The Company's effective tax rates for the three-month periods ended June
30, 1997 and 1996 were 37% and 39%, respectively. The Company records income tax
expense based on an estimated effective income tax rate for the full fiscal
year. The lower effective income tax rate for the fiscal quarter ended June 30,
1997 reflects the anticipated benefit of certain transactions to be completed by
the Company this fiscal year in connection with a reorganization plan (see
"Reorganization Plan"). The provision for income taxes includes all estimated
income taxes payable to federal and state governments, as applicable.
FINANCIAL CONDITION AND LIQUIDITY
CASH AND CASH FLOW: Cash and cash equivalents at June 30, 1997 and March
31, 1997 represented approximately 8% and 10%, respectively, of total assets.
During the three-month period ended June 30, 1997, cash decreased by
approximately $2.1 million. This decrease resulted from the uses of
approximately $1.1 million for capital expenditures, $.6 million for debt
repayments and $.3 million for acquisitions. In addition, approximately $.1
million was used in support of operations.
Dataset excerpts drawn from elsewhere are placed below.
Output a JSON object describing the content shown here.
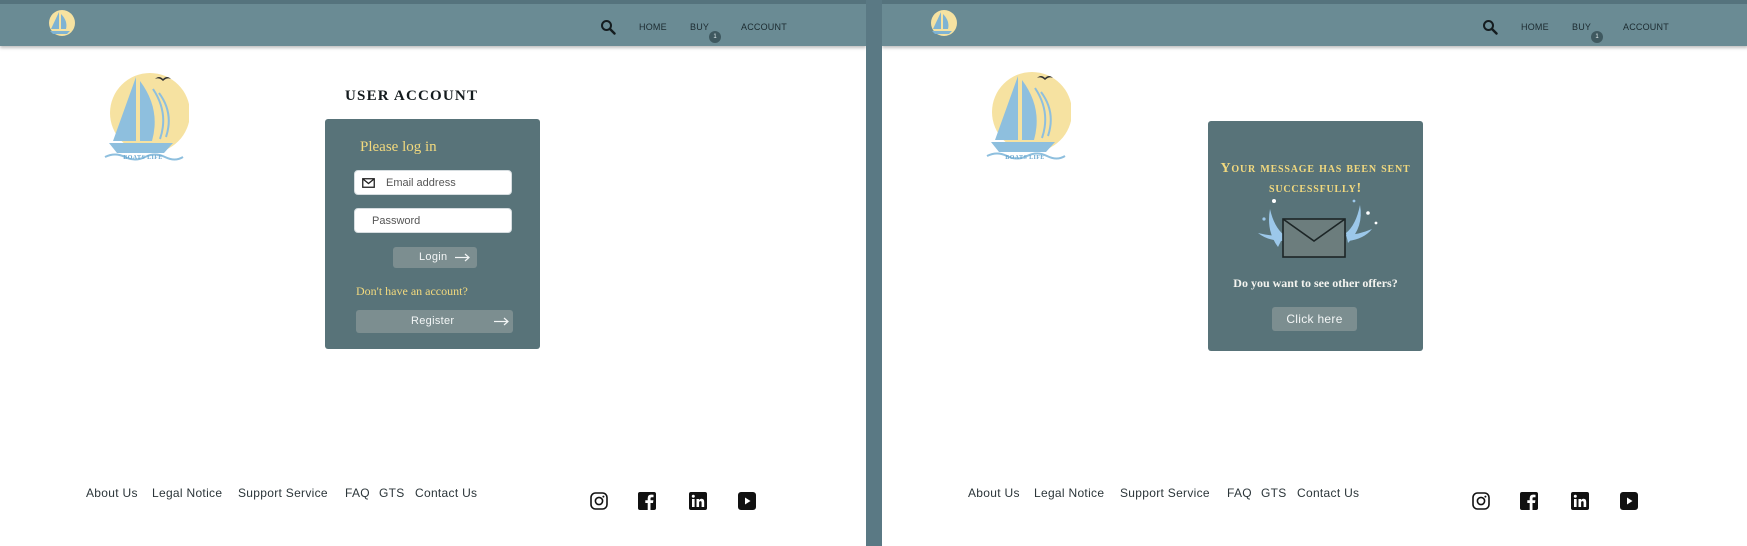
{
  "nav": {
    "home": "HOME",
    "buy": "BUY",
    "cart_count": "1",
    "account": "ACCOUNT"
  },
  "logo": {
    "caption": "BOATS LIFE"
  },
  "login_page": {
    "title": "USER ACCOUNT",
    "heading": "Please log in",
    "email_placeholder": "Email address",
    "password_placeholder": "Password",
    "login_label": "Login",
    "signup_question": "Don't have an account?",
    "register_label": "Register"
  },
  "message_page": {
    "title": "Your message has been sent successfully!",
    "question": "Do you want to see other offers?",
    "button_label": "Click here"
  },
  "footer": {
    "links": [
      "About Us",
      "Legal Notice",
      "Support Service",
      "FAQ",
      "GTS",
      "Contact Us"
    ],
    "social": [
      "instagram-icon",
      "facebook-icon",
      "linkedin-icon",
      "youtube-icon"
    ]
  },
  "colors": {
    "header": "#6a8b94",
    "card": "#587379",
    "accent_gold": "#f2d97e",
    "button": "#7c8e90",
    "divider": "#5a7984"
  }
}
Capital expenditures, excluding assets acquired as a result of business
combinations, are expected to approximate $4 million for the fiscal year ending
March 31, 1998. The majority of these expenditures will be for computer and
production-related equipment.
Working capital as of June 30, 1997 was $33.9 million, as compared to
$32.8 million at March 31, 1997. The increase was primarily due to a reduction
in accounts payable, offset in part by lower cash balances resulting from net
uses of cash for investing and financing activities, as outlined above.
On May 31, 1996, the Company entered into a revolving line of credit loan
agreement with Mellon Bank, N.A. ("Mellon Bank") for a three-year $15 million
unsecured revolving line of credit (the "Line of Credit"), available for working
capital borrowings and letters of credit. On December 6, 1997, the Company
entered into a $5 million secured equipment line of credit/term loan agreement
with Mellon Bank (the "Equipment Facility"). The Equipment Facility is available
for equipment purchases made through June 30, 1999.
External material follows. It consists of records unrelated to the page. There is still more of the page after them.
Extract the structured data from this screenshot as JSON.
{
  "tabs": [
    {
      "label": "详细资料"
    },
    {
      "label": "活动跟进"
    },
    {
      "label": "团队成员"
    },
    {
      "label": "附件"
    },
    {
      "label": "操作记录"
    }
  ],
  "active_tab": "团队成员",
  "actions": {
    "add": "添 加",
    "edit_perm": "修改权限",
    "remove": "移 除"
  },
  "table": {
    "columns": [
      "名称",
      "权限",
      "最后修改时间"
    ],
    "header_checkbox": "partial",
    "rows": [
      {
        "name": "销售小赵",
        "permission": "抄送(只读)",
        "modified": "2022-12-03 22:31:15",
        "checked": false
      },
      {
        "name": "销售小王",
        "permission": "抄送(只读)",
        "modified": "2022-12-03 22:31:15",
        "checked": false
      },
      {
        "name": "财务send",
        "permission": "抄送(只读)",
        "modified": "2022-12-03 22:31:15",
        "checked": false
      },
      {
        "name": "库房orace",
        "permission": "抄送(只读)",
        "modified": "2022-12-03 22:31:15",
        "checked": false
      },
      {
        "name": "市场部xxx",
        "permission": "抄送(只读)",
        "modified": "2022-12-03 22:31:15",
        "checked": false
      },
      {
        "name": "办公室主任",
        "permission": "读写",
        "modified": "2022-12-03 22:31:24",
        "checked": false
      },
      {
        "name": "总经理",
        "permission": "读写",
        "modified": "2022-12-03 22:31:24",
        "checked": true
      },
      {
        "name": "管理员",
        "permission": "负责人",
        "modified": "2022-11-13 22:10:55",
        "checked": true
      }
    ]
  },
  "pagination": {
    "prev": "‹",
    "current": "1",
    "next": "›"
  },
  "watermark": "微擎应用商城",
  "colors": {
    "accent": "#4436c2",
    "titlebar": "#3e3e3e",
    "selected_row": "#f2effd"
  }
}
As of June 30, 1997, approximately $2.9 million was outstanding against
the Line of Credit, of which $2.0 million was contingently payable under letters
of credit, as compared with $5.3 million and $2.3 million, respectively, at
March 31, 1997. The net decrease was attributable to the transfer of
approximately $1.6 million to the Equipment Facility, together with repayments
of $.5 million and the expiration of a previously outstanding letter of credit
for $.3 million. Approximately $.4 million and $.6 million of debt outstanding
on the Line of Credit was classified as long-term debt at June 30, 1997 and
March 31, 1997, respectively. Approximately $1.6 million was outstanding against
the equipment facility at June 30, 1997; there were no outstanding borrowings as
of March 31, 1997.
The Company believes that its current working capital position and
available bank financing are sufficient to support its current operational
needs, as well as its near-term business objectives.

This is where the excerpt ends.